Cloud Break Glass Process
In the event of emerency, we will need to bypass the usual operation process and restore custom instances in a timely manner.
What events qualify? For example:
- GCP zonal outage and we may need to perform manual failover
- Customer instance is corrupted or deleted somehow - disaster recovery
Make sure you are following our incident playbook to handle those events.
How to gain escalated permissions
Use Entitle to assume permission as usual, if it doesn’t work, use /break-glass
slash command on Slack. If Slack is down, page Security Support or Security EM for emergency.
Break instance out from the control plane
When performing disruptive manual change, you should extract the instance from control plane management.

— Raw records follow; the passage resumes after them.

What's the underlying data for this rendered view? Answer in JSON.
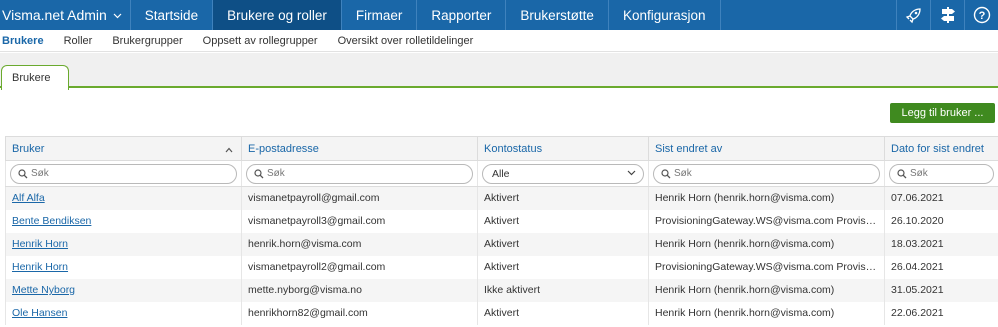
{
  "app": {
    "title": "Visma.net Admin"
  },
  "topnav": {
    "items": [
      "Startside",
      "Brukere og roller",
      "Firmaer",
      "Rapporter",
      "Brukerstøtte",
      "Konfigurasjon"
    ],
    "active_index": 1,
    "icons": [
      "rocket-icon",
      "signpost-icon",
      "help-icon"
    ]
  },
  "subnav": {
    "items": [
      "Brukere",
      "Roller",
      "Brukergrupper",
      "Oppsett av rollegrupper",
      "Oversikt over rolletildelinger"
    ],
    "active_index": 0
  },
  "tabs": {
    "items": [
      "Brukere"
    ]
  },
  "actions": {
    "add_user": "Legg til bruker ..."
  },
  "table": {
    "columns": [
      "Bruker",
      "E-postadresse",
      "Kontostatus",
      "Sist endret av",
      "Dato for sist endret"
    ],
    "filter": {
      "search_placeholder": "Søk",
      "status_value": "Alle"
    },
    "rows": [
      {
        "user": "Alf Alfa",
        "email": "vismanetpayroll@gmail.com",
        "status": "Aktivert",
        "changed_by": "Henrik Horn (henrik.horn@visma.com)",
        "date": "07.06.2021"
      },
      {
        "user": "Bente Bendiksen",
        "email": "vismanetpayroll3@gmail.com",
        "status": "Aktivert",
        "changed_by": "ProvisioningGateway.WS@visma.com Provisioning...",
        "date": "26.10.2020"
      },
      {
        "user": "Henrik Horn",
        "email": "henrik.horn@visma.com",
        "status": "Aktivert",
        "changed_by": "Henrik Horn (henrik.horn@visma.com)",
        "date": "18.03.2021"
      },
      {
        "user": "Henrik Horn",
        "email": "vismanetpayroll2@gmail.com",
        "status": "Aktivert",
        "changed_by": "ProvisioningGateway.WS@visma.com Provisioning...",
        "date": "26.04.2021"
      },
      {
        "user": "Mette Nyborg",
        "email": "mette.nyborg@visma.no",
        "status": "Ikke aktivert",
        "changed_by": "Henrik Horn (henrik.horn@visma.com)",
        "date": "31.05.2021"
      },
      {
        "user": "Ole Hansen",
        "email": "henrikhorn82@gmail.com",
        "status": "Aktivert",
        "changed_by": "Henrik Horn (henrik.horn@visma.com)",
        "date": "22.06.2021"
      }
    ]
  },
  "colors": {
    "nav_bg": "#1a67a8",
    "nav_active": "#0e4f86",
    "accent_green": "#3f8a1f",
    "tab_border": "#6aaa2e",
    "link": "#1a67a8"
  }
}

If cloud.sourcegraph.com/control-plane-mode=true
is in config.yaml
, follow the Extract instance from control plane (break glass)
section from the Ops Dashboard of the instance, go/cloud-ops
How to apply terraform
We use Terraform Cloud as a terraform state and remote execution platform using the VCS-driven model.
During daily operation, human operator usually shouldn’t be running terraform manually. However, this should be permited during incident.
Update the config.yaml
with the following:
apiVersion: sourcegraph.com/v1
kind: SourcegraphCloud
metadata:
name: <>
spec:
debug:
tfcRunsMode: cli
Then run the command below to generate the updated terraform modules:
mi2 generate -e $ENVIRONMENT --domain $DOMAIN --slug $SLUG
This will configure the TFC workspaces to the CLI-driven model and permit a human operator to execute terraform locally:
cd environments/$ENVIRONMENT/deployments/$INSTANCE_ID/terraform/stacks/tfc
terraform init && terraform apply
Wrapping up
If cloud.sourcegraph.com/control-plane-mode=true
is in config.yaml
, follow the Backfill instance into control plane
section from the Ops Dashboard of the instance, go/cloud-ops, when you’re done.